With some postsecondary education, high school graduates could increase their median weekly income in 2009 from $626 to $699, the BLS reported. Training for some careers in exploding industries like health care -- expected to grow by 3.2 million workers between 2008 and 2018 -- requires as few as six months to less than two years of study through a diploma course. For added convenience, many of these courses can be taken online.

Diploma courses provide education for high-growth careers

According to the BLS, these five occupations are expected to be fast-growing ones between 2008 and 2018:

  1. Home health aides, 50 percent growth
  2. Skin care specialists, 38 percent growth
  3. Dental assistants, 36 percent growth
  4. Medical assistants, 34 percent growth
  5. Pharmacy technicians, 31 percent growth

Not one of these five occupations requires completion of a four-year bachelor's or even a two-year associate degree. Post-secondary school training through a diploma course can prepare graduates to pursue these jobs. And gaining entry into an occupation in a growth industry could be the beginning of a life-long career path with ever-increasing opportunities for personal growth.

Training is first step to gaining necessary skills

The White House Summit on Community Colleges in October 2010 emphasized the role that community colleges need to play in creating a skilled workforce to meet the challenges America faces in a global economy. With the need for more practical, short-term training in those occupations with the most growth potential, community colleges, technical and vocational schools provide their students with the basic education necessary to enter the workforce ready to go.

For example, the top growth careers referenced above require training to take on these basic responsibilities:

  1. Home health aides, working under the supervision of medical staff, care for patients in their homes, monitoring their well-bring and administering medication. To work for an agency that receives funding from government programs such as Medicare, home health aides need to have a minimum of 75 hours of formal training and pass a competency evaluation or certification.
  2. Dental assistants work alongside dentists during dental procedures and perform a wide range of clinical tasks involving patient care and restorative dentistry, as well as record keeping. Training takes about a year, with additional licensing and certification training required for expanded responsibilities such as taking x-rays.
  3. Medical assistants may perform either administrative or clinical duties. Clinical medical assistants can specialize as ophthalmic assistants for eye doctors, optometry assistants for optometrists or podiatry assistants for foot specialists. Diploma programs last one year and cover topics such as medical terminology, anatomy and physiology, and clinical and laboratory procedures.
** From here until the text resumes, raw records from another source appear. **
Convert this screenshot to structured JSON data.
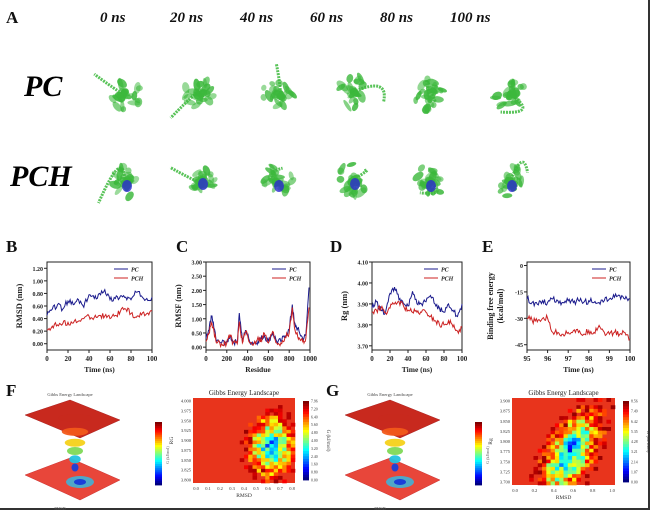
{
  "figure": {
    "panel_labels": {
      "A": "A",
      "B": "B",
      "C": "C",
      "D": "D",
      "E": "E",
      "F": "F",
      "G": "G"
    },
    "time_points": [
      "0 ns",
      "20 ns",
      "40 ns",
      "60 ns",
      "80 ns",
      "100 ns"
    ],
    "rows": [
      "PC",
      "PCH"
    ],
    "colors": {
      "pc": "#1a1a8c",
      "pch": "#cc2222",
      "protein": "#3cb83c",
      "ligand": "#2a2ad0",
      "heat_bg": "#e8341c"
    }
  },
  "chart_data": [
    {
      "id": "B",
      "type": "line",
      "title": "",
      "xlabel": "Time (ns)",
      "ylabel": "RMSD (nm)",
      "xlim": [
        0,
        100
      ],
      "ylim": [
        -0.1,
        1.3
      ],
      "xticks": [
        0,
        20,
        40,
        60,
        80,
        100
      ],
      "yticks": [
        "0.00",
        "0.20",
        "0.40",
        "0.60",
        "0.80",
        "1.00",
        "1.20"
      ],
      "legend": [
        "PC",
        "PCH"
      ],
      "legend_position": "top-right",
      "x": [
        0,
        5,
        10,
        15,
        20,
        25,
        30,
        35,
        40,
        45,
        50,
        55,
        60,
        65,
        70,
        75,
        80,
        85,
        90,
        95,
        100
      ],
      "series": [
        {
          "name": "PC",
          "values": [
            0.45,
            0.55,
            0.62,
            0.55,
            0.68,
            0.62,
            0.7,
            0.58,
            0.78,
            0.72,
            0.8,
            0.86,
            0.7,
            0.72,
            0.76,
            0.74,
            0.7,
            0.82,
            0.76,
            0.72,
            0.74
          ]
        },
        {
          "name": "PCH",
          "values": [
            0.22,
            0.28,
            0.3,
            0.32,
            0.34,
            0.33,
            0.36,
            0.4,
            0.44,
            0.42,
            0.45,
            0.44,
            0.4,
            0.45,
            0.52,
            0.55,
            0.48,
            0.42,
            0.46,
            0.48,
            0.52
          ]
        }
      ]
    },
    {
      "id": "C",
      "type": "line",
      "title": "",
      "xlabel": "Residue",
      "ylabel": "RMSF (nm)",
      "xlim": [
        0,
        1000
      ],
      "ylim": [
        -0.1,
        3.0
      ],
      "xticks": [
        0,
        200,
        400,
        600,
        800,
        1000
      ],
      "yticks": [
        "0.00",
        "0.50",
        "1.00",
        "1.50",
        "2.00",
        "2.50",
        "3.00"
      ],
      "legend": [
        "PC",
        "PCH"
      ],
      "legend_position": "top-right",
      "x": [
        0,
        30,
        50,
        70,
        100,
        150,
        200,
        230,
        260,
        300,
        320,
        350,
        380,
        420,
        460,
        500,
        530,
        560,
        600,
        640,
        680,
        720,
        760,
        800,
        830,
        850,
        870,
        900,
        930,
        960,
        990
      ],
      "series": [
        {
          "name": "PC",
          "values": [
            0.3,
            0.6,
            1.1,
            0.9,
            0.2,
            0.15,
            0.2,
            0.4,
            0.2,
            0.15,
            1.2,
            0.2,
            0.6,
            0.2,
            0.15,
            0.2,
            0.3,
            0.4,
            0.2,
            0.5,
            0.2,
            0.2,
            0.4,
            0.6,
            1.5,
            0.8,
            0.7,
            0.5,
            0.3,
            0.4,
            2.1
          ]
        },
        {
          "name": "PCH",
          "values": [
            0.2,
            0.5,
            0.9,
            0.7,
            0.15,
            0.12,
            0.15,
            0.45,
            0.15,
            0.12,
            0.9,
            0.15,
            0.55,
            0.15,
            0.12,
            0.35,
            0.25,
            0.5,
            0.15,
            0.55,
            0.15,
            0.15,
            0.35,
            0.5,
            1.4,
            0.7,
            0.5,
            0.3,
            0.2,
            0.3,
            1.4
          ]
        }
      ]
    },
    {
      "id": "D",
      "type": "line",
      "title": "",
      "xlabel": "Time (ns)",
      "ylabel": "Rg (nm)",
      "xlim": [
        0,
        100
      ],
      "ylim": [
        3.68,
        4.1
      ],
      "xticks": [
        0,
        20,
        40,
        60,
        80,
        100
      ],
      "yticks": [
        "3.70",
        "3.80",
        "3.90",
        "4.00",
        "4.10"
      ],
      "legend": [
        "PC",
        "PCH"
      ],
      "legend_position": "top-right",
      "x": [
        0,
        5,
        10,
        15,
        20,
        25,
        30,
        35,
        40,
        45,
        50,
        55,
        60,
        65,
        70,
        75,
        80,
        85,
        90,
        95,
        100
      ],
      "series": [
        {
          "name": "PC",
          "values": [
            3.88,
            3.91,
            3.87,
            3.86,
            3.95,
            3.98,
            3.92,
            3.9,
            3.89,
            3.96,
            3.9,
            3.9,
            3.91,
            3.94,
            3.9,
            3.88,
            3.86,
            3.9,
            3.87,
            3.84,
            3.9
          ]
        },
        {
          "name": "PCH",
          "values": [
            3.86,
            3.87,
            3.88,
            3.86,
            3.88,
            3.9,
            3.91,
            3.89,
            3.87,
            3.86,
            3.86,
            3.86,
            3.86,
            3.84,
            3.82,
            3.8,
            3.8,
            3.82,
            3.79,
            3.77,
            3.79
          ]
        }
      ]
    },
    {
      "id": "E",
      "type": "line",
      "title": "",
      "xlabel": "Time (ns)",
      "ylabel": "Binding free energy (kcal/mol)",
      "xlim": [
        95,
        100
      ],
      "ylim": [
        -48,
        2
      ],
      "xticks": [
        95,
        96,
        97,
        98,
        99,
        100
      ],
      "yticks": [
        "0",
        "-15",
        "-30",
        "-45"
      ],
      "legend": [
        "PC",
        "PCH"
      ],
      "legend_position": "top-right",
      "x": [
        95,
        95.25,
        95.5,
        95.75,
        96,
        96.25,
        96.5,
        96.75,
        97,
        97.25,
        97.5,
        97.75,
        98,
        98.25,
        98.5,
        98.75,
        99,
        99.25,
        99.5,
        99.75,
        100
      ],
      "series": [
        {
          "name": "PC",
          "values": [
            -19,
            -21,
            -22,
            -20,
            -21,
            -19,
            -20,
            -21,
            -20,
            -21,
            -20,
            -21,
            -20,
            -21,
            -21,
            -20,
            -19,
            -18,
            -17,
            -19,
            -19
          ]
        },
        {
          "name": "PCH",
          "values": [
            -30,
            -31,
            -32,
            -30,
            -30,
            -38,
            -38,
            -39,
            -38,
            -37,
            -38,
            -39,
            -37,
            -38,
            -34,
            -38,
            -39,
            -38,
            -39,
            -38,
            -42
          ]
        }
      ]
    },
    {
      "id": "F-3d",
      "type": "heatmap",
      "title": "Gibbs Energy Landscape",
      "xlabel": "RMSD",
      "ylabel": "Rg",
      "zlabel": "G (kJ/mol)",
      "note": "3D surface view"
    },
    {
      "id": "F-2d",
      "type": "heatmap",
      "title": "Gibbs Energy Landscape",
      "xlabel": "RMSD",
      "ylabel": "RG",
      "colorbar_label": "G (kJ/mol)",
      "xticks": [
        "0.0",
        "0.1",
        "0.2",
        "0.3",
        "0.4",
        "0.5",
        "0.6",
        "0.7",
        "0.8"
      ],
      "yticks": [
        "3.800",
        "3.825",
        "3.850",
        "3.875",
        "3.900",
        "3.925",
        "3.950",
        "3.975",
        "4.000"
      ],
      "colorbar_ticks": [
        "0.00",
        "0.80",
        "1.60",
        "2.40",
        "3.20",
        "4.00",
        "4.80",
        "5.60",
        "6.40",
        "7.20",
        "7.96"
      ]
    },
    {
      "id": "G-3d",
      "type": "heatmap",
      "title": "Gibbs Energy Landscape",
      "xlabel": "RMSD",
      "ylabel": "Rg",
      "zlabel": "G (kJ/mol)",
      "note": "3D surface view"
    },
    {
      "id": "G-2d",
      "type": "heatmap",
      "title": "Gibbs Energy Landscape",
      "xlabel": "RMSD",
      "ylabel": "Rg",
      "colorbar_label": "G (kJ/mol)",
      "xticks": [
        "0.0",
        "0.2",
        "0.4",
        "0.6",
        "0.8",
        "1.0"
      ],
      "yticks": [
        "3.700",
        "3.725",
        "3.750",
        "3.775",
        "3.800",
        "3.825",
        "3.850",
        "3.875",
        "3.900"
      ],
      "colorbar_ticks": [
        "0.00",
        "1.07",
        "2.14",
        "3.21",
        "4.28",
        "5.35",
        "6.42",
        "7.49",
        "8.56"
      ]
    }
  ]
}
Administrative courses include everything from keyboarding and record keeping to accounting.
  4. Pharmacy technicians may work in retail pharmacies or in medical care facilities. Diploma programs can take anywhere from six months to two years to complete and prepare students to assist pharmacists by handling administrative tasks (and, in the case of medical facilities, clinical procedures) required to fill prescriptions.
  5. Skin care specialists do facials, head and neck massages, full body skin treatments, and waxing. They must complete a state-approved course in cosmetology and take a licensing exam after completing their training.

Completing a diploma program for these and other in-demand occupations requires a relatively short investment of time, and the payoff is training in the key skills employers look for in new hires. The skills and confidence gained through a solid educational background can be the ticket to improved future earning potential in a career that is part of a high-growth industry.